Sem negar a relevância do empenho da PBio, Ricardo vê a necessidade de maior engajamento do setor industrial e financeiro para dar mais consistência ao mercado e assegurar uma dinâmica própria que não seja forjada de modo artificial. Um dos principais estímulos está na própria atualidade da agenda: energia mais limpa e combate à pobreza.
Agenda de pesquisa
O seminário dedicou parte de sua programação ao debate mais específico das perspectivas de uma nova agenda de pesquisas relacionada ao tema. O pequisador Cesar Chappa, pesquisador da Universidade Nacional de San Martin (UNSM), em Tarapoto (Peru), apresentou um relato sobre projetos com pinhão-manso que vem avançando no país.
Segundo ele, há avanços interessantes em curso, inclusive no que tange à inclusão de pequenos produtores. No entanto, há também temores, como o aumento do assédio direcionado à posse das terras cultivadas pela agricultora familiar, o acirramento dos conflitos fundiários, os possíveis riscos de prejuízos às zonas ricas em biodiversidade etc. Esse mesmo zelo com relação aos impactos sociais e ambientais da expansão do biodiesel foi reforçado por Marcel Gomes, do Centro de Monitoramento de Agrocombustíveis (CMA) da Repórter Brasil, que destacou um conjunto de problemas apontados especialmente no relatório da organização que avalia o PNPB.
Na visão de Otto Hospes, da Universidade de Wageningen (Holanda), o PNPB inaugurou, em termos de governança, uma nova relação entre Estado e setor privado. A forma como se consolidará a relação com os pequenos produtores, completa, continua sendo um desafio.

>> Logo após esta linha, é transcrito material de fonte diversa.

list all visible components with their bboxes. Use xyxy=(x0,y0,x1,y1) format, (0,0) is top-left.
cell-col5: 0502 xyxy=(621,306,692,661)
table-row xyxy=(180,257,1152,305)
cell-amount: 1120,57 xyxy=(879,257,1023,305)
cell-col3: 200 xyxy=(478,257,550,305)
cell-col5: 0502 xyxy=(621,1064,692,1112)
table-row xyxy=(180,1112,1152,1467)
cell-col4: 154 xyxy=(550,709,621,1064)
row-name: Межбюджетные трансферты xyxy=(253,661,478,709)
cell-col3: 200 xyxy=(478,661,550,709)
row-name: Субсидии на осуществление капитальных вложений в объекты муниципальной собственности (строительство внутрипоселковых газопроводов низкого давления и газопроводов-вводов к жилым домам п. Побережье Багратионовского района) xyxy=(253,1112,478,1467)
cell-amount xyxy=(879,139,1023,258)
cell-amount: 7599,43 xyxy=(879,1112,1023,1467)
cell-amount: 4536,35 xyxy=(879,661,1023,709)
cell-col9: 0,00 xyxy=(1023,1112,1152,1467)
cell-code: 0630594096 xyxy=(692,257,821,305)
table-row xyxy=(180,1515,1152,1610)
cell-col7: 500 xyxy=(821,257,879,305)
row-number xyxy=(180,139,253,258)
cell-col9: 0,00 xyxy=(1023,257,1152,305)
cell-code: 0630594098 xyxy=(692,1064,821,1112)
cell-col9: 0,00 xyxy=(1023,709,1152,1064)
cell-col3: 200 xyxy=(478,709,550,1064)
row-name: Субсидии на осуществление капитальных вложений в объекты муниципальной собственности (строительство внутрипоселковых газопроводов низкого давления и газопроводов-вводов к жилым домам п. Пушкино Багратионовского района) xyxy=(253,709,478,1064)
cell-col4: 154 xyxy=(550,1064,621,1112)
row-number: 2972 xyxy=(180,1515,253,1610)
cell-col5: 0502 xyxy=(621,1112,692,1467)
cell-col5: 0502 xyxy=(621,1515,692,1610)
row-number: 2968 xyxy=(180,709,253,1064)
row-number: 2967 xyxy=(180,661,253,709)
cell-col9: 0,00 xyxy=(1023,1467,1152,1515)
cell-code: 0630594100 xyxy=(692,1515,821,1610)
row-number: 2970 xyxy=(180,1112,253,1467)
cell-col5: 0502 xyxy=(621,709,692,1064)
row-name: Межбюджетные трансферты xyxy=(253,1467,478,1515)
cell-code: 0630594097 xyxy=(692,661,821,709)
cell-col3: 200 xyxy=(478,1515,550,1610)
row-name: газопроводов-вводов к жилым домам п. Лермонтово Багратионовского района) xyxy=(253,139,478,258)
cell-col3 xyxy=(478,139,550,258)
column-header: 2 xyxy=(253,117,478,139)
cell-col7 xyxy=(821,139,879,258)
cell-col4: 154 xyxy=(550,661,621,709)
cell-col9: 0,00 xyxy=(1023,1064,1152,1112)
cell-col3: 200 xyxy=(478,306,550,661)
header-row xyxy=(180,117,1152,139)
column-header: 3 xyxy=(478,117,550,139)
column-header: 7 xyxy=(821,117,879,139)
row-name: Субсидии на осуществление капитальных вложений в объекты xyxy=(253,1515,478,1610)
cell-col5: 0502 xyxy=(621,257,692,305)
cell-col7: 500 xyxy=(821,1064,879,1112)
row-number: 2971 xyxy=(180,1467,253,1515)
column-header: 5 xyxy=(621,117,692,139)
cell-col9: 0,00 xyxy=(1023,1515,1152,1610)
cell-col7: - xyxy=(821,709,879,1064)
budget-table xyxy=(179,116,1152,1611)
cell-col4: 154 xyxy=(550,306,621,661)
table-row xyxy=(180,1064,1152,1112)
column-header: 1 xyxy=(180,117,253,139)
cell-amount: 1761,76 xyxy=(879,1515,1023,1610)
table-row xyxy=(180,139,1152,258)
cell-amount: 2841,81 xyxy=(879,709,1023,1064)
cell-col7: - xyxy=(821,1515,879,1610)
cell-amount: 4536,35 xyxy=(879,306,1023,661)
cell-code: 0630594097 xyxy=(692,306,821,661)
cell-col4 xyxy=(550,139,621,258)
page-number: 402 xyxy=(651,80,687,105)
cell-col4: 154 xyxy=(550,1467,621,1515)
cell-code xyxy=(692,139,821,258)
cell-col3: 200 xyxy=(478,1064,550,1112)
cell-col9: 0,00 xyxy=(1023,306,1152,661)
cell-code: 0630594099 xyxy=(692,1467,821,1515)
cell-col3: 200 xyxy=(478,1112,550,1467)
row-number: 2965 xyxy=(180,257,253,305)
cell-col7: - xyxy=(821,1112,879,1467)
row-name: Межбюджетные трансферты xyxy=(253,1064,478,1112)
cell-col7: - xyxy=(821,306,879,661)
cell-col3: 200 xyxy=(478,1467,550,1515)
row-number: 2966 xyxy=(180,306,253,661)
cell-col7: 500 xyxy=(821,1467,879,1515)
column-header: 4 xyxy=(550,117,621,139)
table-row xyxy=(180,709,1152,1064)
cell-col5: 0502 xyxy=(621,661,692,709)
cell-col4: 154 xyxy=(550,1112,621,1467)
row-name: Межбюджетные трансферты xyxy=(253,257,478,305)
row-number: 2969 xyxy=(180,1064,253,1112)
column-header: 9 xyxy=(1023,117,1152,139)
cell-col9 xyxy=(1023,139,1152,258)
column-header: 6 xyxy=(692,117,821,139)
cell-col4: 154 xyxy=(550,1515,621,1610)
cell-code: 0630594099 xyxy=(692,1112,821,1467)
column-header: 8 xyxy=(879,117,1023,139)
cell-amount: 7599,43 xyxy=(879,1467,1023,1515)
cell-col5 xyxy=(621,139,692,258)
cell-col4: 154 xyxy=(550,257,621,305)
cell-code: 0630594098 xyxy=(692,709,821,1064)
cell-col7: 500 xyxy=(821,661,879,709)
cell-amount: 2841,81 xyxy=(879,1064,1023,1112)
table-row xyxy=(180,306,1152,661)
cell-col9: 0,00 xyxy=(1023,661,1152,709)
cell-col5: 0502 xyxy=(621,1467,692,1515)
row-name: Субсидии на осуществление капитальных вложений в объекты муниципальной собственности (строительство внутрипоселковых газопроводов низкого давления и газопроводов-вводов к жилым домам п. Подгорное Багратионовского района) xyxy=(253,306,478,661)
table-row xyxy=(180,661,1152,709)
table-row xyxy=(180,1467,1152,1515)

Para Otto, é importante que, além das pesquisas de campo, de caráter mais investigativo, também haja projetos de investigação mais voltados para a parte teórica e reflexiva.

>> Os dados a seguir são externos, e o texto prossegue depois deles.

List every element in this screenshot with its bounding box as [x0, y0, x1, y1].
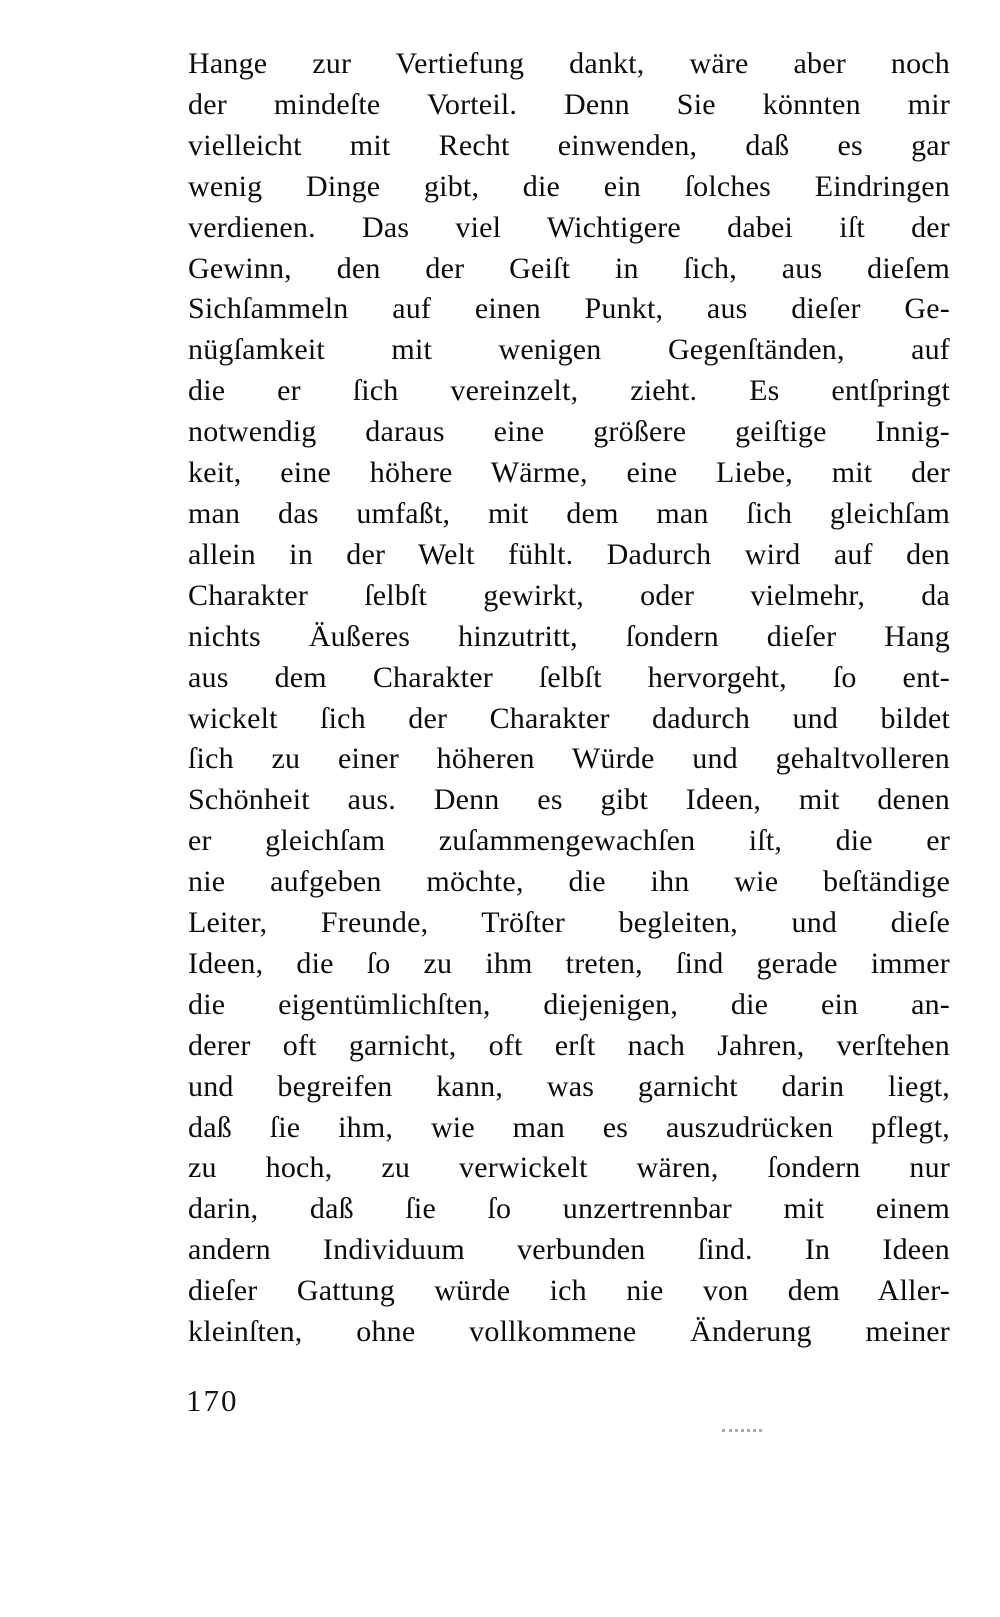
- text-line: verdienen. Das viel Wichtigere dabei iſt der: [188, 210, 950, 244]
- text-line: allein in der Welt fühlt. Dadurch wird auf den: [188, 537, 950, 571]
- text-line: Hange zur Vertiefung dankt, wäre aber noch: [188, 47, 950, 80]
- text-line: zu hoch, zu verwickelt wären, ſondern nur: [188, 1151, 950, 1185]
- text-line: Charakter ſelbſt gewirkt, oder vielmehr, da: [188, 578, 950, 612]
- text-line: Sichſammeln auf einen Punkt, aus dieſer Ge-: [188, 292, 950, 326]
- text-line: aus dem Charakter ſelbſt hervorgeht, ſo ent-: [188, 660, 950, 694]
- text-line: Leiter, Freunde, Tröſter begleiten, und dieſe: [188, 906, 950, 940]
- text-line: kleinſten, ohne vollkommene Änderung meiner: [188, 1315, 950, 1349]
- text-line: die eigentümlichſten, diejenigen, die ein an-: [188, 987, 950, 1021]
- text-line: nichts Äußeres hinzutritt, ſondern dieſer Hang: [188, 619, 950, 653]
- page-text: [188, 44, 950, 1353]
- text-line: keit, eine höhere Wärme, eine Liebe, mit der: [188, 456, 950, 490]
- text-line: nügſamkeit mit wenigen Gegenſtänden, auf: [188, 333, 950, 367]
- text-line: der mindeſte Vorteil. Denn Sie könnten mir: [188, 87, 950, 121]
- text-line: nie aufgeben möchte, die ihn wie beſtändige: [188, 865, 950, 899]
- page-number: 170: [186, 1383, 239, 1418]
- text-line: wenig Dinge gibt, die ein ſolches Eindringen: [188, 169, 950, 203]
- text-line: Gewinn, den der Geiſt in ſich, aus dieſem: [188, 251, 950, 285]
- text-line: die er ſich vereinzelt, zieht. Es entſpringt: [188, 374, 950, 408]
- scan-artifact-dots: [722, 1429, 762, 1432]
- text-line: vielleicht mit Recht einwenden, daß es gar: [188, 128, 950, 162]
- text-line: Ideen, die ſo zu ihm treten, ſind gerade immer: [188, 946, 950, 980]
- text-line: man das umfaßt, mit dem man ſich gleichſam: [188, 496, 950, 530]
- text-line: darin, daß ſie ſo unzertrennbar mit einem: [188, 1192, 950, 1226]
- text-line: notwendig daraus eine größere geiſtige Innig-: [188, 415, 950, 449]
- text-line: und begreifen kann, was garnicht darin liegt,: [188, 1069, 950, 1103]
- text-line: wickelt ſich der Charakter dadurch und bildet: [188, 701, 950, 735]
- text-line: er gleichſam zuſammengewachſen iſt, die er: [188, 824, 950, 858]
- text-line: Schönheit aus. Denn es gibt Ideen, mit denen: [188, 783, 950, 817]
- text-line: daß ſie ihm, wie man es auszudrücken pflegt,: [188, 1110, 950, 1144]
- text-line: andern Individuum verbunden ſind. In Ideen: [188, 1233, 950, 1267]
- text-line: derer oft garnicht, oft erſt nach Jahren, verſtehen: [188, 1028, 950, 1062]
- text-line: dieſer Gattung würde ich nie von dem Aller-: [188, 1274, 950, 1308]
- text-line: ſich zu einer höheren Würde und gehaltvolleren: [188, 742, 950, 776]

Um dos dilemas apresentados por Georges Flexor, Universidade Federal Rural do Rio de Janeiro (UFRRJ), foi o da busca pela conciliação entre a escala de produção de biodiesel (2,5 bilhões de litros, conforme a cota definida pelo B5) com ênfase na inclusão social de famílias da agricultura familiar. Esse paradoxo terminou abrindo espaço, salientou, a quem já tinha mercado e patamar de renda (produtores de soja). Ele insiste na relevância do desenvolvimento de metodologias de pesquisa para estudar questões como os tipos de associação com os produtores, os traços das diferentes envolvidas em projetos e as particularidades das culturas escolhidas.
Pelo menos seis pontos sensíveis quanto ao PNPB podem ser identificados, segundo Arilson Favareto, da UFABC). O primeiro deles consiste na já citada combinação entre estruturas sociais e mercados. O segundo enfoca os impactos socioambientais. A lacuna da pesquisa e desenvolvimento compõe o terceiro; seguido pelo quarto concernente à visão estratégica (que engloba tributos, investimento público e privado, política energética etc.).
O quinto ponto sensível tem a ver com o protagonismo concentrado na PBio (com todo o seu viés favorável, mas que também traz consequências não desejáveis), enquanto o sexto trata da dificuldade no acesso à informação, uma vez que ainda falta transparência. Na avaliação de Arilson, o conteúdo gerado no bojo da nova onda de incentivo ao PNPB tem a capacidade de contribuir para a formação de um ambiente de trocas e reflexões que, se bem aproveitado, pode ajudar o programa a se definr e a se consolidar.